7) Permissions & export

{
  "type": "policy.update",
  "rules": [
    { "role": "viewer", "allow": ["read.pose", "read.scene"] },
    { "role": "editor", "allow": ["write.scene", "annotate"] }
  ]
}
// Export a point-in-time bundle for audit/share
{
  "type": "export.request",
  "format": "usd",
  "include": ["sceneGraph", "annotations", "provenance"],
  "destination": "s3://org-archive/design-review-2025-09-11.usdz"
}

Why this beats “Teams-for-VR”

  • Freedom of client: any app that speaks the protocol can join—Unity, Unreal, a web client, native engines—on any headset/runtime. OpenXR helps with the runtime side. (The Khronos Group)
  • No asset traps: teams keep using glTF/OpenUSD pipelines and still render the same things together. (Khronos Registry)
  • Network & security done right: real-time over WebRTC data channels, E2EE group keys via MLS-style schemes as RCS is moving toward—so no one vendor is the gatekeeper of your collaboration data. (MDN Web Docs)
  • Ecosystem leverage: MPEG-I SD gives a cross-media reference model, and industry forums are already aligning the 3D stack. (ISO)
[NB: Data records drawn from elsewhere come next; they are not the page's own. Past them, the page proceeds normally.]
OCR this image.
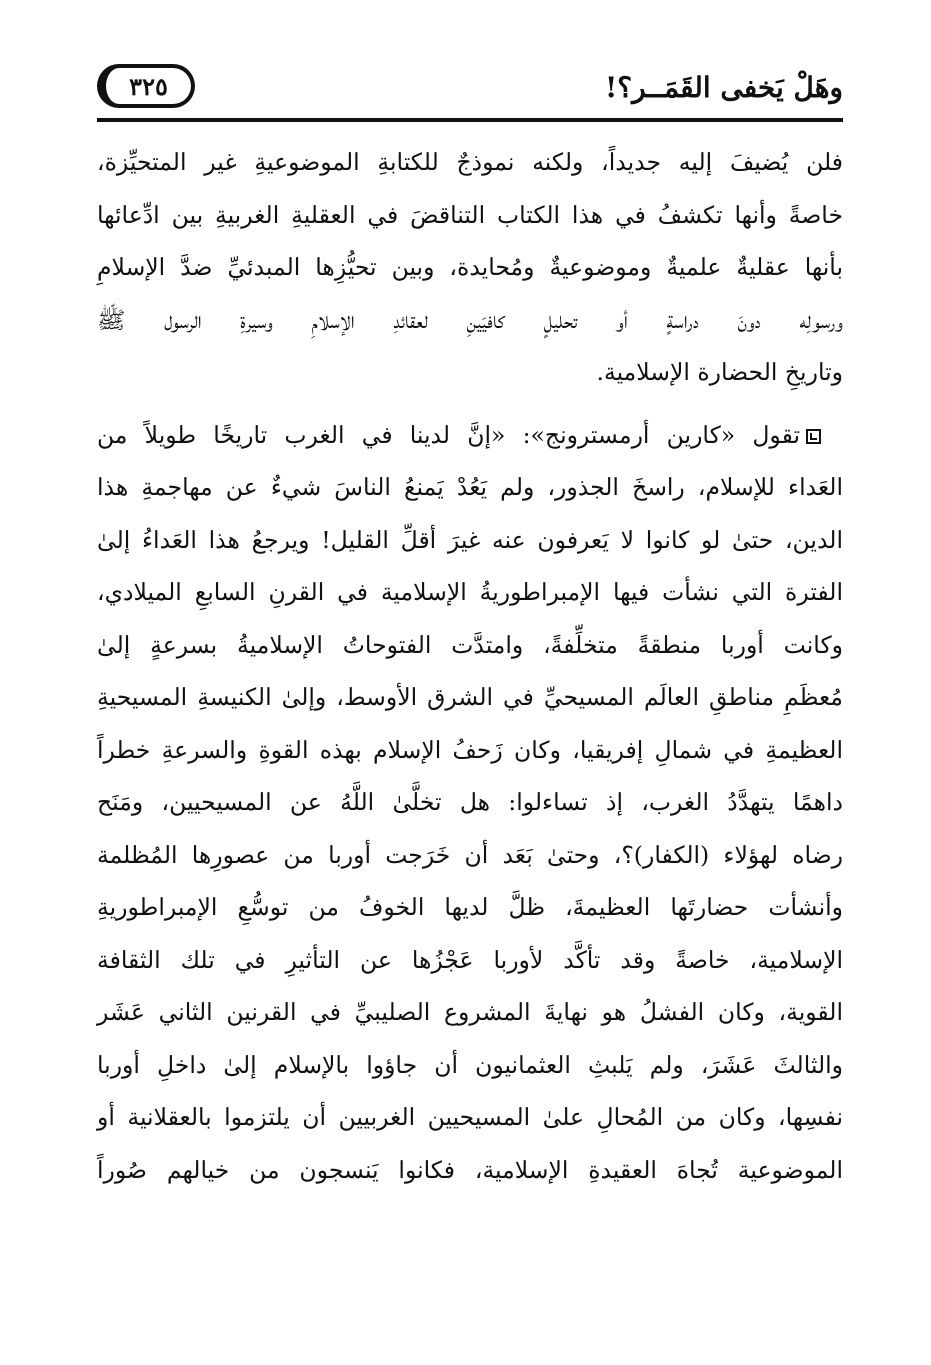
وهَلْ يَخفى القَمَــر؟!
٣٢٥
فلن يُضيفَ إليه جديداً، ولكنه نموذجٌ للكتابةِ الموضوعيةِ غير المتحيِّزة،
خاصةً وأنها تكشفُ في هذا الكتاب التناقضَ في العقليةِ الغربيةِ بين ادِّعائها
بأنها عقليةٌ علميةٌ وموضوعيةٌ ومُحايدة، وبين تحيُّزِها المبدئيِّ ضدَّ الإسلامِ
ورسولِه دونَ دراسةٍ أو تحليلٍ كافيَينِ لعقائدِ الإسلامِ وسيرةِ الرسول ﷺ
وتاريخِ الحضارة الإسلامية.
تقول «كارين أرمسترونج»: «إنَّ لدينا في الغرب تاريخًا طويلاً من
العَداء للإسلام، راسخَ الجذور، ولم يَعُدْ يَمنعُ الناسَ شيءٌ عن مهاجمةِ هذا
الدين، حتىٰ لو كانوا لا يَعرفون عنه غيرَ أقلِّ القليل! ويرجعُ هذا العَداءُ إلىٰ
الفترة التي نشأت فيها الإمبراطوريةُ الإسلامية في القرنِ السابعِ الميلادي،
وكانت أوربا منطقةً متخلِّفةً، وامتدَّت الفتوحاتُ الإسلاميةُ بسرعةٍ إلىٰ
مُعظَمِ مناطقِ العالَم المسيحيِّ في الشرق الأوسط، وإلىٰ الكنيسةِ المسيحيةِ
العظيمةِ في شمالِ إفريقيا، وكان زَحفُ الإسلام بهذه القوةِ والسرعةِ خطراً
داهمًا يتهدَّدُ الغرب، إذ تساءلوا: هل تخلَّىٰ اللَّهُ عن المسيحيين، ومَنَح
رضاه لهؤلاء (الكفار)؟، وحتىٰ بَعَد أن خَرَجت أوربا من عصورِها المُظلمة
وأنشأت حضارتَها العظيمةَ، ظلَّ لديها الخوفُ من توسُّعِ الإمبراطوريةِ
الإسلامية، خاصةً وقد تأكَّد لأوربا عَجْزُها عن التأثيرِ في تلك الثقافة
القوية، وكان الفشلُ هو نهايةَ المشروع الصليبيِّ في القرنين الثاني عَشَر
والثالثَ عَشَرَ، ولم يَلبثِ العثمانيون أن جاؤوا بالإسلام إلىٰ داخلِ أوربا
نفسِها، وكان من المُحالِ علىٰ المسيحيين الغربيين أن يلتزموا بالعقلانية أو
الموضوعية تُجاهَ العقيدةِ الإسلامية، فكانوا يَنسجون من خيالهم صُوراً
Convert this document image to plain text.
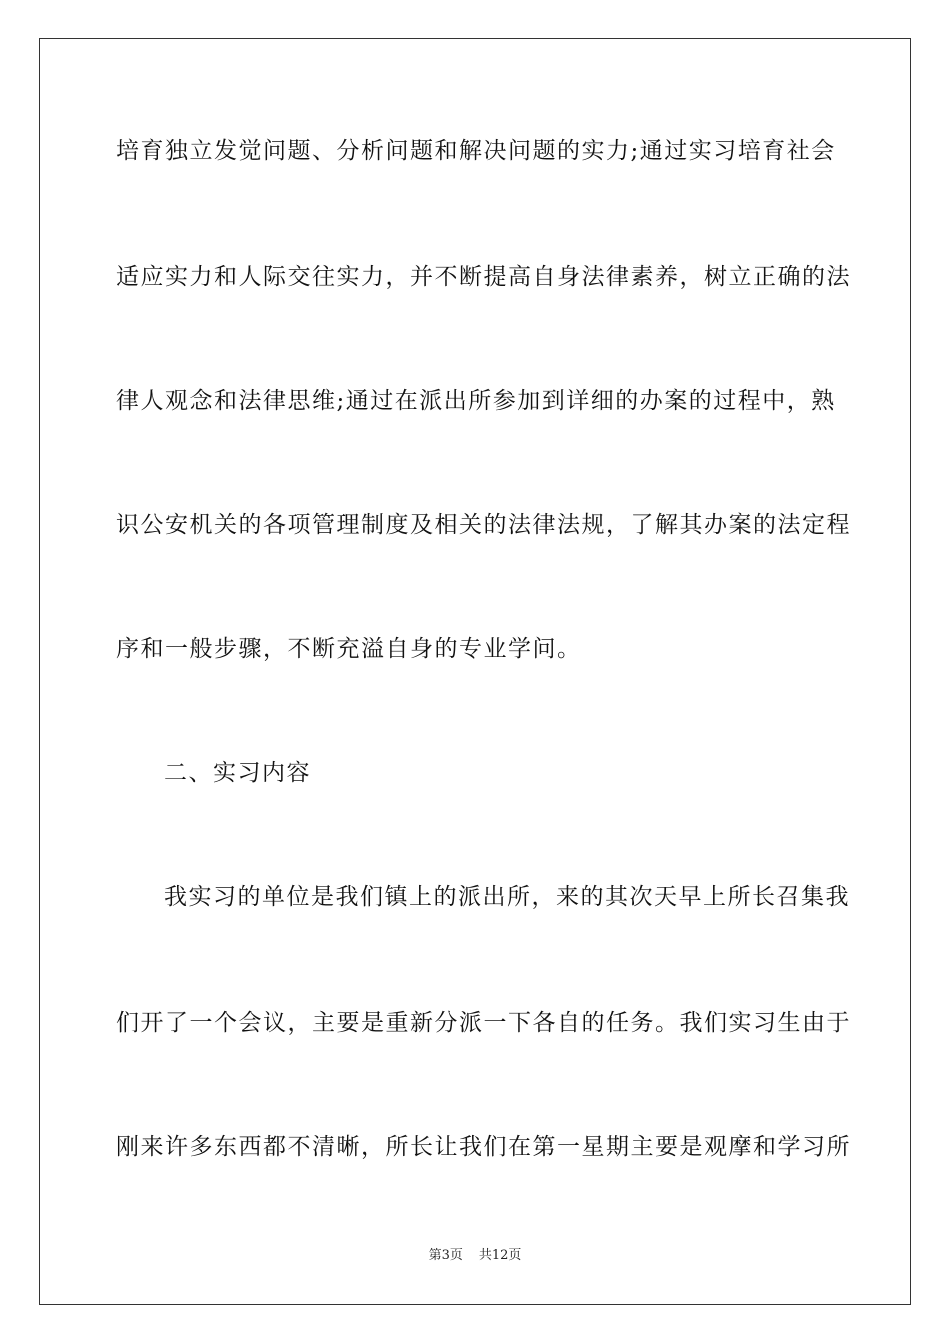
培育独立发觉问题、分析问题和解决问题的实力;通过实习培育社会
适应实力和人际交往实力，并不断提高自身法律素养，树立正确的法
律人观念和法律思维;通过在派出所参加到详细的办案的过程中，熟
识公安机关的各项管理制度及相关的法律法规，了解其办案的法定程
序和一般步骤，不断充溢自身的专业学问。
二、实习内容
我实习的单位是我们镇上的派出所，来的其次天早上所长召集我
们开了一个会议，主要是重新分派一下各自的任务。我们实习生由于
刚来许多东西都不清晰，所长让我们在第一星期主要是观摩和学习所
第3页 共12页
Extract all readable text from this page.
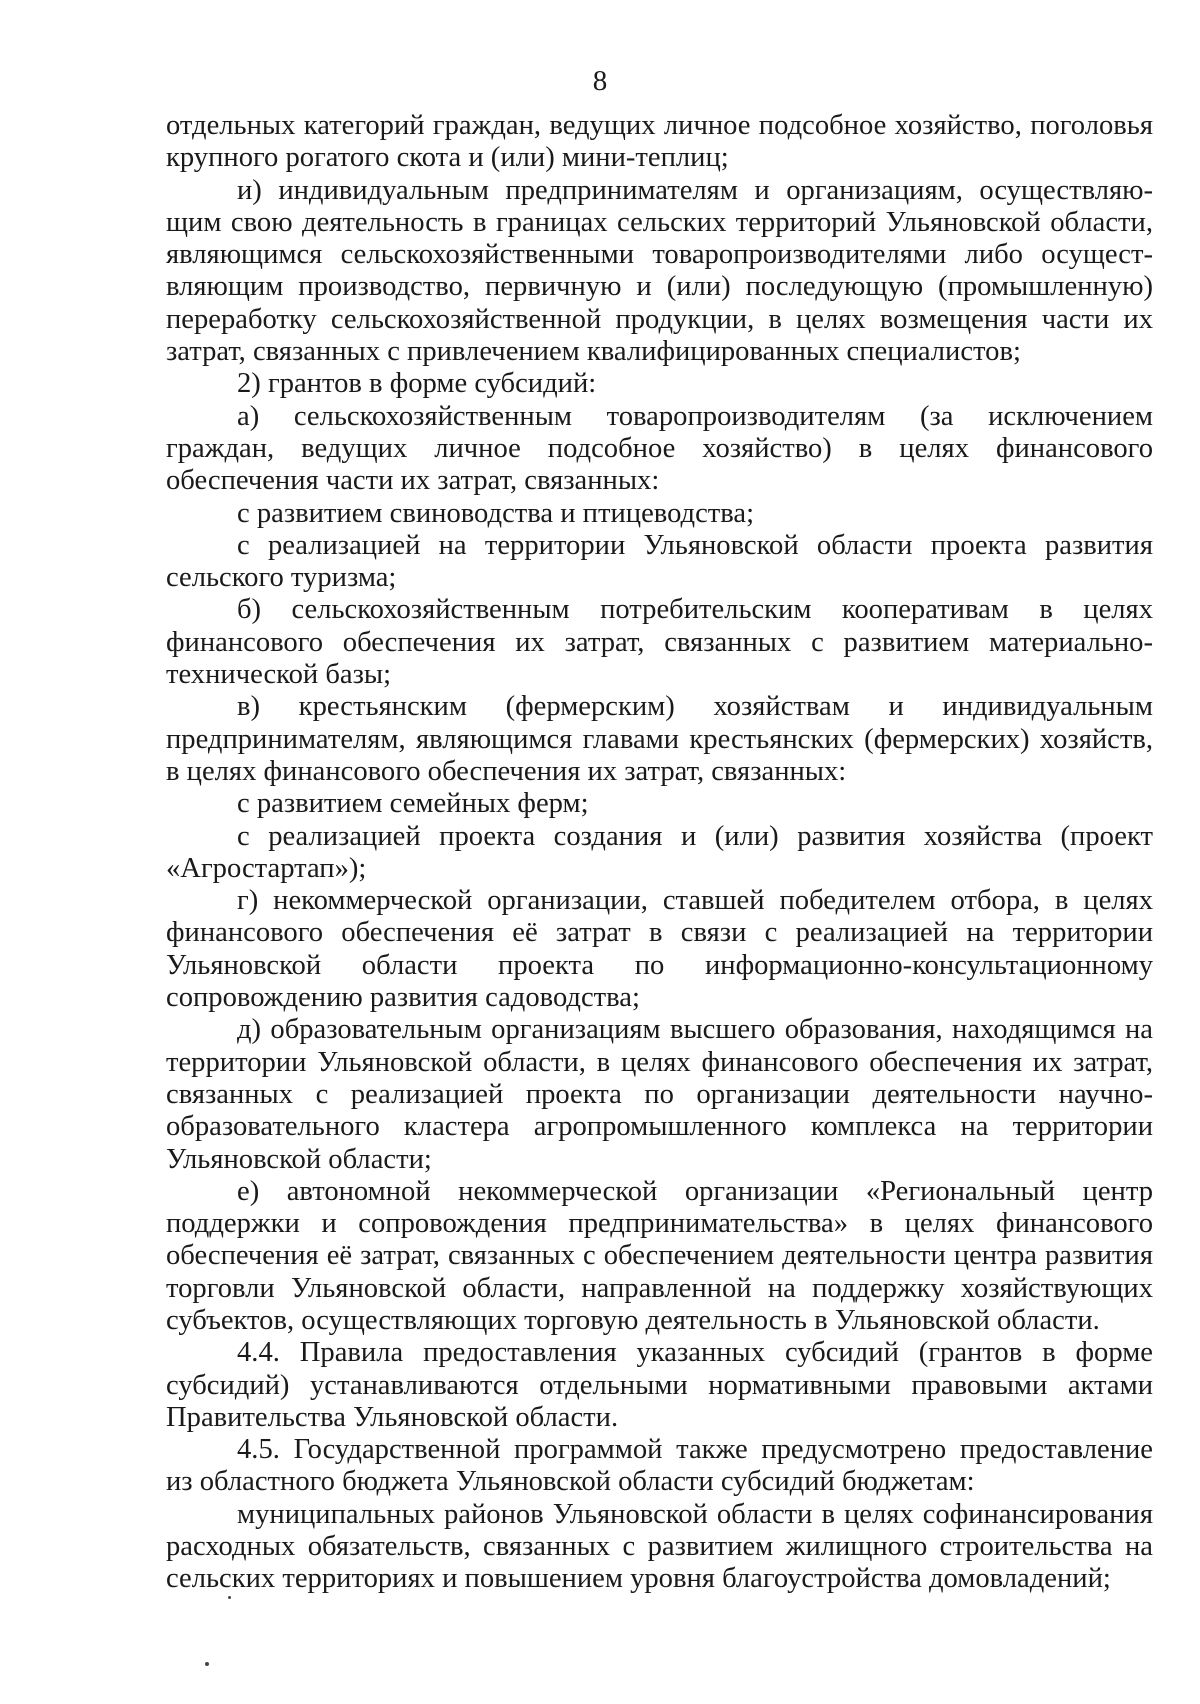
8

отдельных категорий граждан, ведущих личное подсобное хозяйство, поголовья крупного рогатого скота и (или) мини-теплиц;

и) индивидуальным предпринимателям и организациям, осуществляю-щим свою деятельность в границах сельских территорий Ульяновской области, являющимся сельскохозяйственными товаропроизводителями либо осущест-вляющим производство, первичную и (или) последующую (промышленную) переработку сельскохозяйственной продукции, в целях возмещения части их затрат, связанных с привлечением квалифицированных специалистов;

2) грантов в форме субсидий:

а) сельскохозяйственным товаропроизводителям (за исключением граждан, ведущих личное подсобное хозяйство) в целях финансового обеспечения части их затрат, связанных:

с развитием свиноводства и птицеводства;

с реализацией на территории Ульяновской области проекта развития сельского туризма;

б) сельскохозяйственным потребительским кооперативам в целях финансового обеспечения их затрат, связанных с развитием материально-технической базы;

в) крестьянским (фермерским) хозяйствам и индивидуальным предпринимателям, являющимся главами крестьянских (фермерских) хозяйств, в целях финансового обеспечения их затрат, связанных:

с развитием семейных ферм;

с реализацией проекта создания и (или) развития хозяйства (проект «Агростартап»);

г) некоммерческой организации, ставшей победителем отбора, в целях финансового обеспечения её затрат в связи с реализацией на территории Ульяновской области проекта по информационно-консультационному сопровождению развития садоводства;

д) образовательным организациям высшего образования, находящимся на территории Ульяновской области, в целях финансового обеспечения их затрат, связанных с реализацией проекта по организации деятельности научно-образовательного кластера агропромышленного комплекса на территории Ульяновской области;

е) автономной некоммерческой организации «Региональный центр поддержки и сопровождения предпринимательства» в целях финансового обеспечения её затрат, связанных с обеспечением деятельности центра развития торговли Ульяновской области, направленной на поддержку хозяйствующих субъектов, осуществляющих торговую деятельность в Ульяновской области.

4.4. Правила предоставления указанных субсидий (грантов в форме субсидий) устанавливаются отдельными нормативными правовыми актами Правительства Ульяновской области.

4.5. Государственной программой также предусмотрено предоставление из областного бюджета Ульяновской области субсидий бюджетам:

муниципальных районов Ульяновской области в целях софинансирования расходных обязательств, связанных с развитием жилищного строительства на сельских территориях и повышением уровня благоустройства домовладений;
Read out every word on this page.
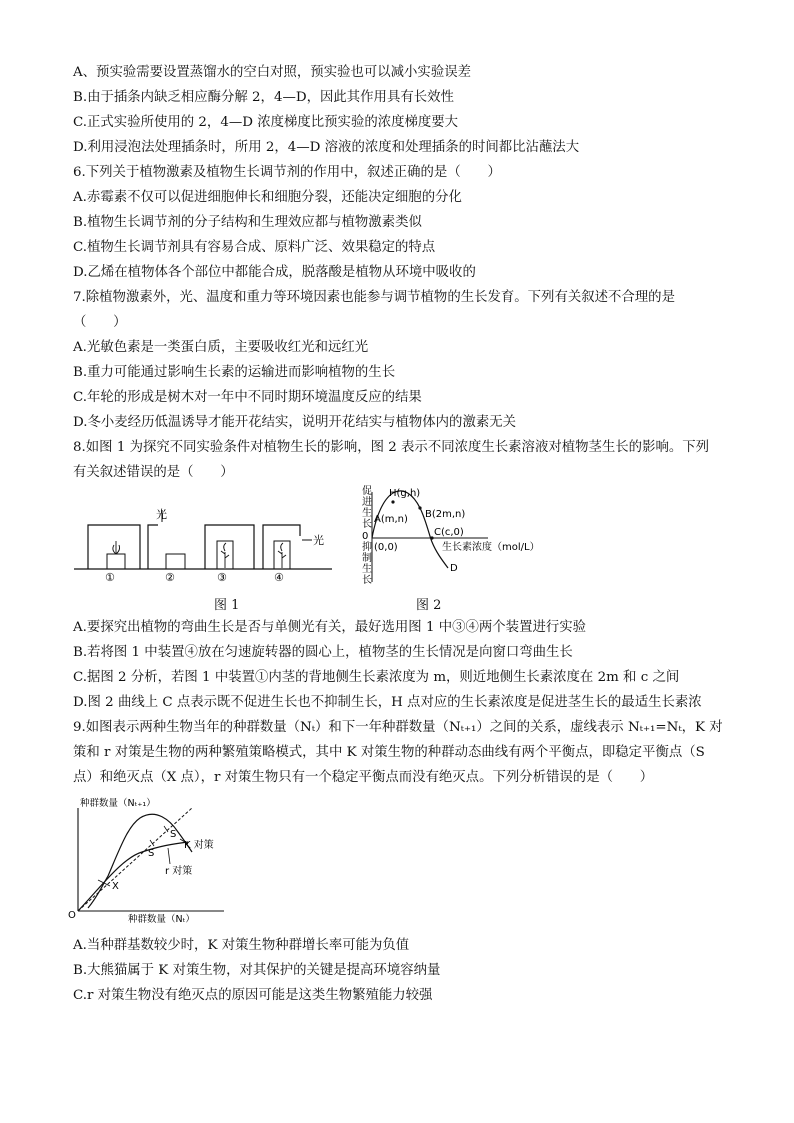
A、预实验需要设置蒸馏水的空白对照，预实验也可以减小实验误差
B.由于插条内缺乏相应酶分解 2，4—D，因此其作用具有长效性
C.正式实验所使用的 2，4—D 浓度梯度比预实验的浓度梯度要大
D.利用浸泡法处理插条时，所用 2，4—D 溶液的浓度和处理插条的时间都比沾蘸法大
6.下列关于植物激素及植物生长调节剂的作用中，叙述正确的是（　　）
A.赤霉素不仅可以促进细胞伸长和细胞分裂，还能决定细胞的分化
B.植物生长调节剂的分子结构和生理效应都与植物激素类似
C.植物生长调节剂具有容易合成、原料广泛、效果稳定的特点
D.乙烯在植物体各个部位中都能合成，脱落酸是植物从环境中吸收的
7.除植物激素外，光、温度和重力等环境因素也能参与调节植物的生长发育。下列有关叙述不合理的是
（　　）
A.光敏色素是一类蛋白质，主要吸收红光和远红光
B.重力可能通过影响生长素的运输进而影响植物的生长
C.年轮的形成是树木对一年中不同时期环境温度反应的结果
D.冬小麦经历低温诱导才能开花结实，说明开花结实与植物体内的激素无关
8.如图 1 为探究不同实验条件对植物生长的影响，图 2 表示不同浓度生长素溶液对植物茎生长的影响。下列
有关叙述错误的是（　　）
①	②	③	④
光
光
促进生长 0 抑制生长
H(g,h)
A(m,n) B(2m,n)
C(c,0)
(0,0)	生长素浓度（mol/L）
D
图 1	图 2
A.要探究出植物的弯曲生长是否与单侧光有关，最好选用图 1 中③④两个装置进行实验
B.若将图 1 中装置④放在匀速旋转器的圆心上，植物茎的生长情况是向窗口弯曲生长
C.据图 2 分析，若图 1 中装置①内茎的背地侧生长素浓度为 m，则近地侧生长素浓度在 2m 和 c 之间
D.图 2 曲线上 C 点表示既不促进生长也不抑制生长，H 点对应的生长素浓度是促进茎生长的最适生长素浓
9.如图表示两种生物当年的种群数量（Nₜ）和下一年种群数量（Nₜ₊₁）之间的关系，虚线表示 Nₜ₊₁=Nₜ，K 对
策和 r 对策是生物的两种繁殖策略模式，其中 K 对策生物的种群动态曲线有两个平衡点，即稳定平衡点（S
点）和绝灭点（X 点），r 对策生物只有一个稳定平衡点而没有绝灭点。下列分析错误的是（　　）
种群数量（Nₜ₊₁）
S
S
X
K 对策
r 对策
O	种群数量（Nₜ）
A.当种群基数较少时，K 对策生物种群增长率可能为负值
B.大熊猫属于 K 对策生物，对其保护的关键是提高环境容纳量
C.r 对策生物没有绝灭点的原因可能是这类生物繁殖能力较强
Implementation notes (for the adventurous)

  • Signaling: start with Matrix rooms for federation, invites, and presence; bridge to enterprise identity. (Matrix Specification)
  • Transport: one reliable control channel (ordered), one reliable scene channel (ordered), and one or more pose channels (unordered, partial reliability) over WebRTC. (IETF Datatracker)
  • Scene sync: use a CRDT library (e.g., Automerge/Yjs) to represent a shared scene document; apply diffs to the local engine’s scene graph.
  • Assets: prefer content-addressed URIs (hashes) + streaming decompression; support both glTF(.glb) and USD(.usd/.usdz). (Khronos Registry)
  • Interop testing: build conformance scenes (materials, skeletal rigs, IK, physics), much like glTF’s sample models. (Khronos Registry)
  • Privacy: org-scoped MLS groups with hardware-rooted key storage where available; auditable exports that don’t leak raw user biometrics.

Call to action

Vendors: compete on clients and UX, not on lock-in. Standards bodies: help converge on a minimal, testable VRCSP that rides OpenXR, glTF/OpenUSD, WebRTC, and MPEG-I SD. Enterprises: insist on protocol-level interoperability in RFPs—just as you did for messaging when the industry matured toward RCS.

If we get this right, collaborating in VR will feel like joining a meeting link—not switching phones just to get a blue bubble.